Captain Kirk, of course, was the only one ever to beat the Kobayashi Maru test, by stepping outside of the simulation and reprogramming the computer. If only. But even if we could step outside of our current, terrible non-simulation, that’s not how leadership works, as far as I’ve come to understand it.

We cannot go rogue in these situations, operating and thinking alone. While advocating strongly for what I thought was the right course of action, constant interaction with, and feedback from, my staff, my leadership team at the library, and others across the university, and the transparent sharing of ideas and practices on several email threads with other library deans, has been incredibly helpful. In real life, Kobayashi Maru situations have no exit. Only through thoughtful collaboration can we hope to find the best of the many bad options.

Our library is now closed, as it should be. Or, I should say, the physical building is closed. We made what I believe was the correct decision to taper off our in-person services last week. My staff moved online to help students, faculty, and the public virtually, and that seems to be going very well, although we know that some community members relied on the library building for other reasons. Many library resources are, of course, already online. The library persists, out there in the ether.
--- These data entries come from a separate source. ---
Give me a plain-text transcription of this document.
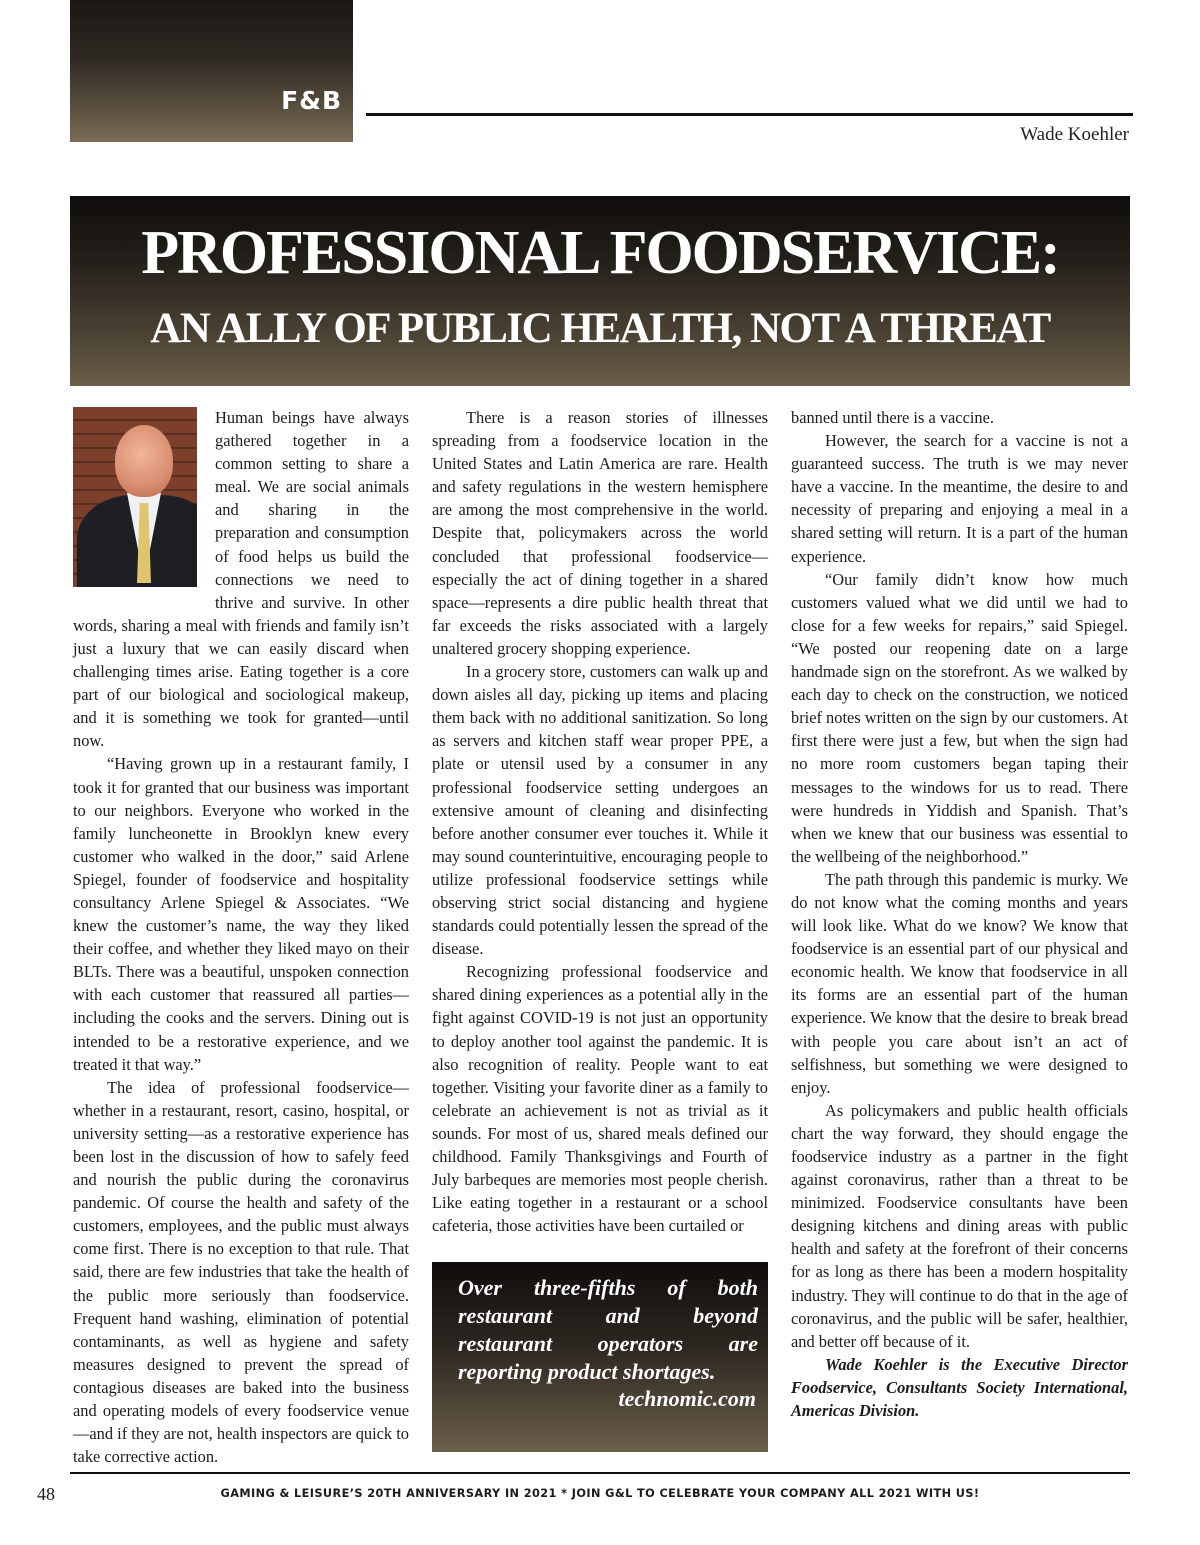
F&B
Wade Koehler
PROFESSIONAL FOODSERVICE:
AN ALLY OF PUBLIC HEALTH, NOT A THREAT

Human beings have always gathered together in a common setting to share a meal. We are social animals and sharing in the preparation and consumption of food helps us build the connections we need to thrive and survive. In other words, sharing a meal with friends and family isn’t just a luxury that we can easily discard when challenging times arise. Eating together is a core part of our biological and sociological makeup, and it is something we took for granted—until now.

“Having grown up in a restaurant family, I took it for granted that our business was important to our neighbors. Everyone who worked in the family luncheonette in Brooklyn knew every customer who walked in the door,” said Arlene Spiegel, founder of foodservice and hospitality consultancy Arlene Spiegel & Associates. “We knew the customer’s name, the way they liked their coffee, and whether they liked mayo on their BLTs. There was a beautiful, unspoken connection with each customer that reassured all parties—including the cooks and the servers. Dining out is intended to be a restorative experience, and we treated it that way.”

The idea of professional foodservice—whether in a restaurant, resort, casino, hospital, or university setting—as a restorative experience has been lost in the discussion of how to safely feed and nourish the public during the coronavirus pandemic. Of course the health and safety of the customers, employees, and the public must always come first. There is no exception to that rule. That said, there are few industries that take the health of the public more seriously than foodservice. Frequent hand washing, elimination of potential contaminants, as well as hygiene and safety measures designed to prevent the spread of contagious diseases are baked into the business and operating models of every foodservice venue—and if they are not, health inspectors are quick to take corrective action.

There is a reason stories of illnesses spreading from a foodservice location in the United States and Latin America are rare. Health and safety regulations in the western hemisphere are among the most comprehensive in the world. Despite that, policymakers across the world concluded that professional foodservice—especially the act of dining together in a shared space—represents a dire public health threat that far exceeds the risks associated with a largely unaltered grocery shopping experience.

In a grocery store, customers can walk up and down aisles all day, picking up items and placing them back with no additional sanitization. So long as servers and kitchen staff wear proper PPE, a plate or utensil used by a consumer in any professional foodservice setting undergoes an extensive amount of cleaning and disinfecting before another consumer ever touches it. While it may sound counterintuitive, encouraging people to utilize professional foodservice settings while observing strict social distancing and hygiene standards could potentially lessen the spread of the disease.

Recognizing professional foodservice and shared dining experiences as a potential ally in the fight against COVID-19 is not just an opportunity to deploy another tool against the pandemic. It is also recognition of reality. People want to eat together. Visiting your favorite diner as a family to celebrate an achievement is not as trivial as it sounds. For most of us, shared meals defined our childhood. Family Thanksgivings and Fourth of July barbeques are memories most people cherish. Like eating together in a restaurant or a school cafeteria, those activities have been curtailed or

Over three-fifths of both restaurant and beyond restaurant operators are reporting product shortages.
technomic.com

banned until there is a vaccine.

However, the search for a vaccine is not a guaranteed success. The truth is we may never have a vaccine. In the meantime, the desire to and necessity of preparing and enjoying a meal in a shared setting will return. It is a part of the human experience.

“Our family didn’t know how much customers valued what we did until we had to close for a few weeks for repairs,” said Spiegel. “We posted our reopening date on a large handmade sign on the storefront. As we walked by each day to check on the construction, we noticed brief notes written on the sign by our customers. At first there were just a few, but when the sign had no more room customers began taping their messages to the windows for us to read. There were hundreds in Yiddish and Spanish. That’s when we knew that our business was essential to the wellbeing of the neighborhood.”

The path through this pandemic is murky. We do not know what the coming months and years will look like. What do we know? We know that foodservice is an essential part of our physical and economic health. We know that foodservice in all its forms are an essential part of the human experience. We know that the desire to break bread with people you care about isn’t an act of selfishness, but something we were designed to enjoy.

As policymakers and public health officials chart the way forward, they should engage the foodservice industry as a partner in the fight against coronavirus, rather than a threat to be minimized. Foodservice consultants have been designing kitchens and dining areas with public health and safety at the forefront of their concerns for as long as there has been a modern hospitality industry. They will continue to do that in the age of coronavirus, and the public will be safer, healthier, and better off because of it.

Wade Koehler is the Executive Director Foodservice, Consultants Society International, Americas Division.

48	GAMING & LEISURE’S 20TH ANNIVERSARY IN 2021 * JOIN G&L TO CELEBRATE YOUR COMPANY ALL 2021 WITH US!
It will stay that way for a while.

This is my second experience of a library and a tragedy.

A few days before the launch of the Digital Public Library of America, in April 2013, bombs went off near the finish line of the Boston Marathon—right in front of the Boston Public Library (where DPLA’s office would be set up)—and the city went into lock-down. It feels eerily similar to today. Back then, I had to scramble to figure out what to do, which became clear after speaking with colleagues and friends: we would have to postpone the launch festivities. Then I drafted these words and posted them to the DPLA website:

I see the building of a new library as one of the greatest examples of what humans can do together to extend the light against the darkness. In due time, we will let that light shine through.

I believe this to be true, for libraries old and new, physical and digital. I look forward to reopening our library building in due time, and to building a library, virtually, in the meantime.

Polaroid by Andrey Tarkovsky, c. 1979-84 (via Alan Jacobs’s newsletter)

Caspar David Friedrich, Man and Woman Contemplating the Moon, c. 1824

Remember: there are many ways of seeing the very same night. Stay safe out there in these dark times, friends.